Kulağıma çığlık sesleri dolunca kafamı irkilerek kaldırdım, yasladığım dizlerimden. Bakışlarıma acı yerleşirken dudaklarım titredi. Artık hastane odasında değildim. O odadaydım. Delirmiş gibi ağlıyor, çığlık atıyordum. Kollarımı tutarak kendime zarar vermemi engellemeye çalışan kişi, beni cehennem ateşinin ortasına attığından habersizdi. Ruhum ve bedenim yavaş yavaş eriyerek Veyl'in kor ateşine karışırken ben çırpınmakta bile acizdim.

Ellerimi yüzüme kapattım titreyerek. Zihnimin elinde bir kuklaydım sanki. Tüm iplerimi eline almış tasarladığı oyununu yönetiyordu.

Çığlık sesleri kesildi aniden. Susmuştu. Ellerimi çektim yüzümden ağır ağır. Araladığım gözlerimi, gün ışığı aldığı için elimi üzerine siper ettim. Tekrar açarken yeşilliğin hüküm sürdüğü bahçedeydim. Nergis çiçekleri sihirli peri tozu gibi etrafa serpilmişti sanki. Derinden nefes alınca yayılan hoş kokuyu içime çektim.
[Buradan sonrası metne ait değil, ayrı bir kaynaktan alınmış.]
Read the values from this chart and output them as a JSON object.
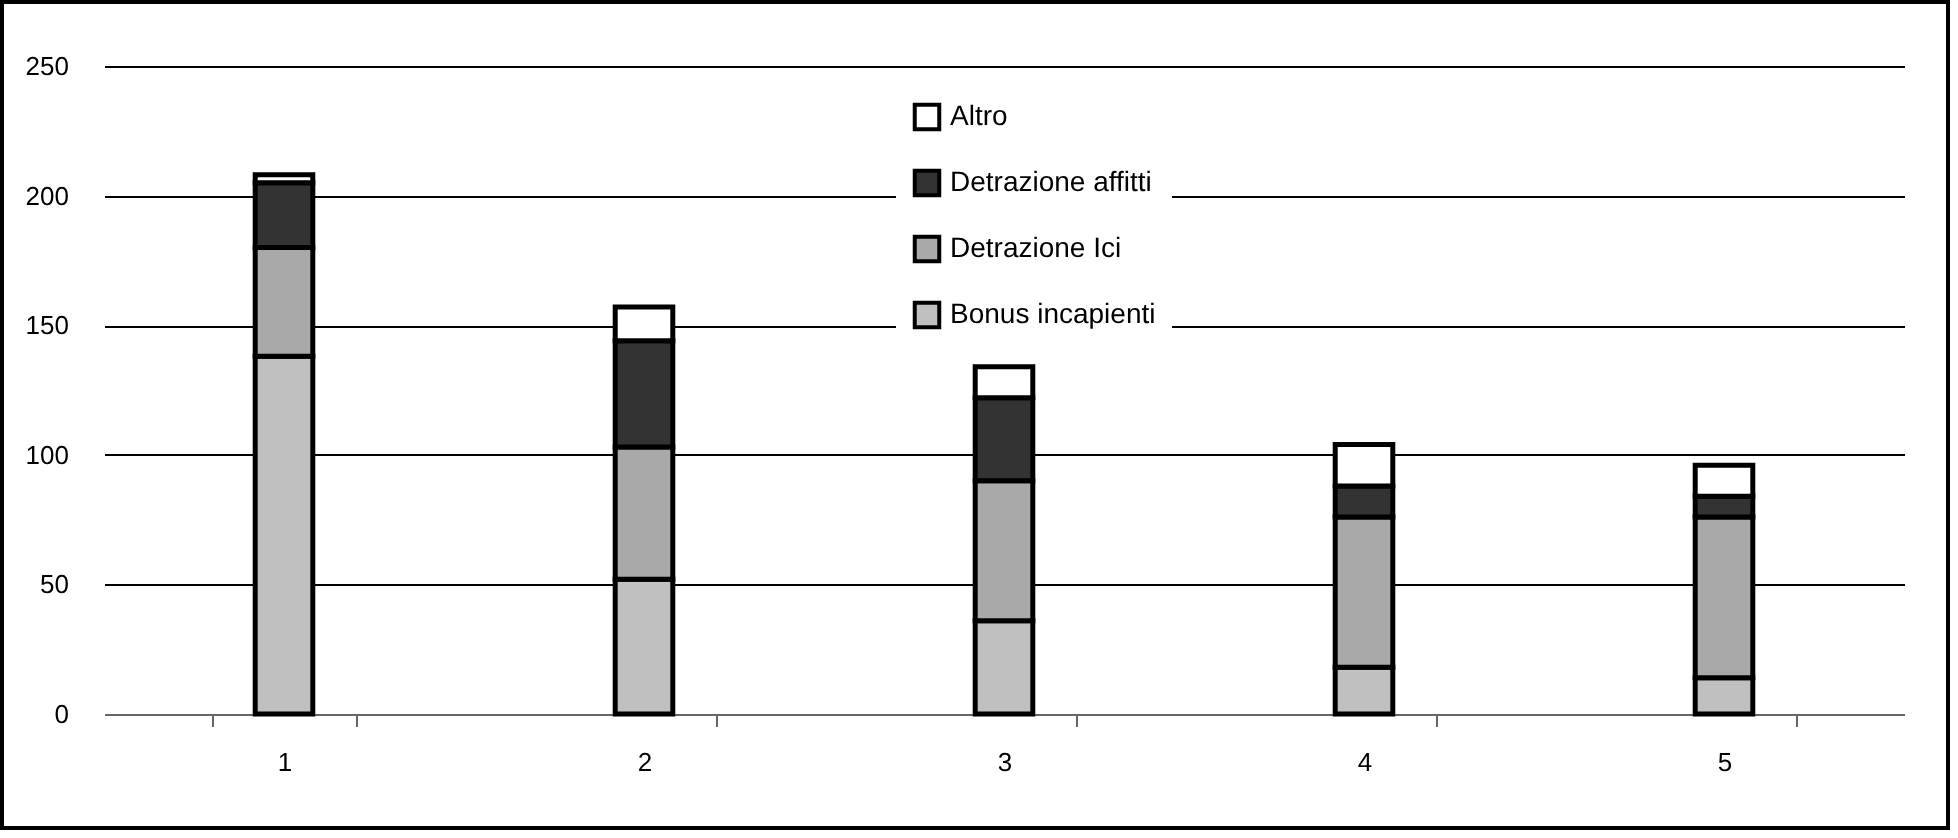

Afallayarak baktım etrafıma. Bir melodi dolaşmaya başladı zihnimde. Bakışlarım sağımda duraksadı. Beyaz takım elbise giyen bir adam görüş alanıma girdi. Notaların ahengine yakışır şekilde ılık bir rüzgar esti. Tanımadığım adamın yüzü yaklaşırken güneş gözlerimi kamaştırıyor, kimliğini görmeme izin vermiyordu.

Hızla doğrulduğumda ter içerisindeydim. Terli kızıl saçlarımın alnıma yapıştığını hissediyordum. Bu zihnimin durmadan aynı senaryoyu yazdığı bir oyunuydu. Baş karateri benim olduğum bir oyun. Kaç aydır bu kabuslardan kurtulamıyordum. Sürekli o güne götürmesi bana biçilmiş en büyük cezaydı.

Ellerimle yüzümü sıvazladım. Benim rüyalarım bile acı ile doluydu.
Bakışlarımı donuk şekilde etrafta gezdirdim. Dev camdan gün ışığı sızıyordu odaya. Sabah mı olmuştu? Tanımadığım bir odaydı. Göz bebeklerim dehşetle büyüdü. Hayır! Olmamalı! Yeniden yaşanmamalı. Bu da zihnimin yeni bir senaryosu olmalı. Melodi sesi durmamıştı.

Tedirgin şekilde yorganı üzerimden çektim. Ağzımdan memnuniyetsiz bir tını yükseldi. Kolumda baş kaldıran berbat bir acıyla yüzümü buruşturdum. Dişlerimi sıkarken gözlerim sargılı koluma kaydı. Cevapsız kalan sorulardan bazıları cevabını bulmaya başladı. Düne ait detaylar sanki zihnimde cirit atıyordu. Odak noktama boş serum şişesinin takılı olduğu askısı takıldı. Şaşkın bakışlarım, sağ tarafımdaki komodinin üzerindeki ilaç kutularına kaydı. Neler olmuştu burada? Notalar zihnime düşmeye devam ediyordu.